Did she feel vulnerable? “Not really. The charity ensures you are well protected. However, Scripture Union Peru, who work in partnership with The Vine Trust, were alarmed when I told them I went into Iquitos town for the day on my own. I felt safe; the locals were lovely and very friendly. They were fascinated by my fair skin and blonde hair.”

Do you think you made a difference in Peru? “Probably not; no one person can. It is a team effort. When you weigh up all the facts, those with acute illnesses get treated. Primary care is provided, as regularly as is possible, with secondary care needs such as cataract and hernia operations being provided when the teams are available. The boats serve three main areas with quarterly visits, which are not enough, but do make a difference.

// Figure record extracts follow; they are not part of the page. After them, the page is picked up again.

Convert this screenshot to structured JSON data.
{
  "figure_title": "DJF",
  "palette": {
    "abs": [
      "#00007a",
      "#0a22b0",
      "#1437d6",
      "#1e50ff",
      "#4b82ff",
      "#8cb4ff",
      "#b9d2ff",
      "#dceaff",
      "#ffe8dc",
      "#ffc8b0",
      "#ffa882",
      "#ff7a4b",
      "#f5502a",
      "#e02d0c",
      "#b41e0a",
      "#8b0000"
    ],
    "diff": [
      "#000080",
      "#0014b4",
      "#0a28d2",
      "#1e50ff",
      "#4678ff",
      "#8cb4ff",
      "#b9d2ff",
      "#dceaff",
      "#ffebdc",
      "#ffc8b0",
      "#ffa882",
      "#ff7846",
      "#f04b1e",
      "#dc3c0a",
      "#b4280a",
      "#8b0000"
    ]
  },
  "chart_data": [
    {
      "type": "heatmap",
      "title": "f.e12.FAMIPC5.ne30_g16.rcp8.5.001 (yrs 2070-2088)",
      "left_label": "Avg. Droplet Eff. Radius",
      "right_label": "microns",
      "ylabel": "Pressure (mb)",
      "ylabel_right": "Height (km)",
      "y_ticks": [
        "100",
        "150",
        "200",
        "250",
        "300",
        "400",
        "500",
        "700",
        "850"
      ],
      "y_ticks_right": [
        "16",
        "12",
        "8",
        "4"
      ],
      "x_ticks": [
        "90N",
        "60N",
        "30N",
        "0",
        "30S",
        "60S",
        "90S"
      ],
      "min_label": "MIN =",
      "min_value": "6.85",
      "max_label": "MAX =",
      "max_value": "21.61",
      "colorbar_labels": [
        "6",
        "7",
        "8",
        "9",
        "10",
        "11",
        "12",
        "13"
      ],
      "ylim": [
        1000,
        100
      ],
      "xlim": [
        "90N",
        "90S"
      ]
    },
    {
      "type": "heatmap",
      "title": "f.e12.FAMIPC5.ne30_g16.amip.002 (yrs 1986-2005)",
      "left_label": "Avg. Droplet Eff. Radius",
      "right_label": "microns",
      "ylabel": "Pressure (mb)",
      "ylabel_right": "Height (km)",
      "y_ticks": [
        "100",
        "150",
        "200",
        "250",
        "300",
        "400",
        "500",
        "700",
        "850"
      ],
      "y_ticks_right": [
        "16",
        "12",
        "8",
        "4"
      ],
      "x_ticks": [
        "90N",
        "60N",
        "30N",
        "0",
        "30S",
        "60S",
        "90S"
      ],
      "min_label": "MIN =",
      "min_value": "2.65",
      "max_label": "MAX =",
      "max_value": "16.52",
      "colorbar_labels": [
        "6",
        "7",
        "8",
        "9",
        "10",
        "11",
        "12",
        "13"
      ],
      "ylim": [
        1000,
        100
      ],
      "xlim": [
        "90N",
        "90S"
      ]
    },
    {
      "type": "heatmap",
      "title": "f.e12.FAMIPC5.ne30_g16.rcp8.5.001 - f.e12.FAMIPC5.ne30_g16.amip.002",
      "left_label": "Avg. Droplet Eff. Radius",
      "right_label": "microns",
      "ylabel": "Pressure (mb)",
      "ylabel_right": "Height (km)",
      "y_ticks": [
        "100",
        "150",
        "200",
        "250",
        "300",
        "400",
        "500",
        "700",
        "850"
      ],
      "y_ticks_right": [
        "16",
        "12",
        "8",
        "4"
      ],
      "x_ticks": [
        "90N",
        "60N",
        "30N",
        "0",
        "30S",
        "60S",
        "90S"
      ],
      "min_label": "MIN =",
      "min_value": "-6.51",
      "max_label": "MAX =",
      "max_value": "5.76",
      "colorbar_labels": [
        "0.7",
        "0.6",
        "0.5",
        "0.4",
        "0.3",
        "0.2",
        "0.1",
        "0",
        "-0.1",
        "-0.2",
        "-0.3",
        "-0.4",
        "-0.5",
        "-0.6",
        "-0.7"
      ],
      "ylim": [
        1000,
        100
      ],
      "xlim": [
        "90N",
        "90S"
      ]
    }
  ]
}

“The people involved in the charities are dedicated and are trying to promote self-reliance rather than the need for foreign input.”

As one Amazon Hope volunteer is quoted on their website as saying: “Compared with other craft on these rivers, the arrival of the Amazon Hope is like the arrival of the Starship Enterprise!”

I am sure all the locals have a feeling of hope when they see the boats arriving with their volunteers, as they not only bring medical help but also religion, with the help of an onboard preacher.

Many of the communities visited do not have clean water or sanitation. The villagers go down to the river to drink or carry water back to their homes. The charities are now working to improve water supplies to the communities that the boats service through their clean-water project.

Jasmine summed up her travels by saying: “Working in such basic conditions with very limited access to investigations and medication, and even less ability to follow up chronic disease, reminded me just how important general practice is. Revisiting the core values of general practice, and attending to the individual needs of patients presenting in surgery, has become increasingly difficult in a target-led NHS.”